I'm pretty sure reader_parse_misc would have read at least one byte ahead, which is all that is required for this to trigger, though I could double-check that. However, to your point made in the patch 2 of the set about not exposing the buffer at this level, I will also consider this something that potentially needs to be handled elsewhere.
My point is that we should always hit this single invalid syntax/garbage at the end condition that we already have, instead of doing fixups for specific node types.
Regards, Jeff
On Fri, Dec 6, 2019 at 4:19 PM Nikolay Sivov nsivov@codeweavers.com wrote:
On 12/7/19 12:24 AM, Jeff Smith wrote:
On Fri, Dec 6, 2019 at 11:16 AM Nikolay Sivov nsivov@codeweavers.com wrote:
On 12/5/19 10:53 PM, Jeff Smith wrote:
@@ -2662,7 +2663,7 @@ static HRESULT reader_parse_nextnode(xmlreader *reader) hr = reader_parse_misc(reader); if (hr != S_FALSE) return hr;
if (*reader_get_ptr(reader))
if (buffer->cur*sizeof(WCHAR) < buffer->written) { WARN("found garbage in the end of XML\n"); return WC_E_SYNTAX;
Hi Nikolay,
That means we don't have enough data,
How do you figure that?
it's another change not backed by tests
This fixes two tests, and does not break any others.

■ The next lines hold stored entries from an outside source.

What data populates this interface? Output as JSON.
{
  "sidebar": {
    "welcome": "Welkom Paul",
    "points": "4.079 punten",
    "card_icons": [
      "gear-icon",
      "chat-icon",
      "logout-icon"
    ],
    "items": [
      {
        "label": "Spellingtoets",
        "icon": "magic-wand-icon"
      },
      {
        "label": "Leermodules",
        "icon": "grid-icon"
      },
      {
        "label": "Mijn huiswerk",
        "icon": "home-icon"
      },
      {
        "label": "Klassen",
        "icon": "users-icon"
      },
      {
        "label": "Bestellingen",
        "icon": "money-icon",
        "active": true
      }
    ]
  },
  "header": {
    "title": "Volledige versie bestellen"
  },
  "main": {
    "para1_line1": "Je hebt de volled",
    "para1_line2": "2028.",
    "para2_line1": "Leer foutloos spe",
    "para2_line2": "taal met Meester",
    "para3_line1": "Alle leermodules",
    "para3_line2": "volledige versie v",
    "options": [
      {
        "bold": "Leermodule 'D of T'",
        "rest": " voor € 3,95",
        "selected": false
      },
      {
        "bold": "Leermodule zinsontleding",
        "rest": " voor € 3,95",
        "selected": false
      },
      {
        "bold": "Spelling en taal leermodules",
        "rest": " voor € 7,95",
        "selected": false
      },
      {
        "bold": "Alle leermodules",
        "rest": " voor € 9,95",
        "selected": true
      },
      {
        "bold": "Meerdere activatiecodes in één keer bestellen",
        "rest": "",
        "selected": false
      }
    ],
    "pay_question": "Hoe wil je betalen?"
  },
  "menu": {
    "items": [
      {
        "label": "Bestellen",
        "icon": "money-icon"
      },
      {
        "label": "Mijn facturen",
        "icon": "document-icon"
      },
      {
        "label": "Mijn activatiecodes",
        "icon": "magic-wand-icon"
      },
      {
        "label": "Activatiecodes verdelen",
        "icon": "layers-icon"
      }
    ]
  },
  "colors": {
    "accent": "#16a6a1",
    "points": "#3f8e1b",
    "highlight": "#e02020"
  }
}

and potentially depending on current read-ahead buffer size/filled level.
I'm pretty sure reader_parse_misc would have read at least one byte ahead, which is all that is required for this to trigger, though I could double-check that. However, to your point made in the patch 2 of the set about not exposing the buffer at this level, I will also consider this something that potentially needs to be handled elsewhere.
My point is that we should always hit this single invalid syntax/garbage at the end condition that we already have,
That garbage-at-the-end condition, as it exists, is explicitly NOT triggered by a null character, but it should. So what we have here currently is not sufficient. While there may be cases that my patch does not cover, based on existing test cases, it is an improvement.
instead of doing fixups for specific node types.
On Windows, the context in which the null character is encountered is significant. For instance, if any character other than '<' is encountered at the end of a whitespace sequence, it raises the syntax error without returning a Whitespace node. So we need to catch the invalid character and interrupt before a Whitespace node is returned.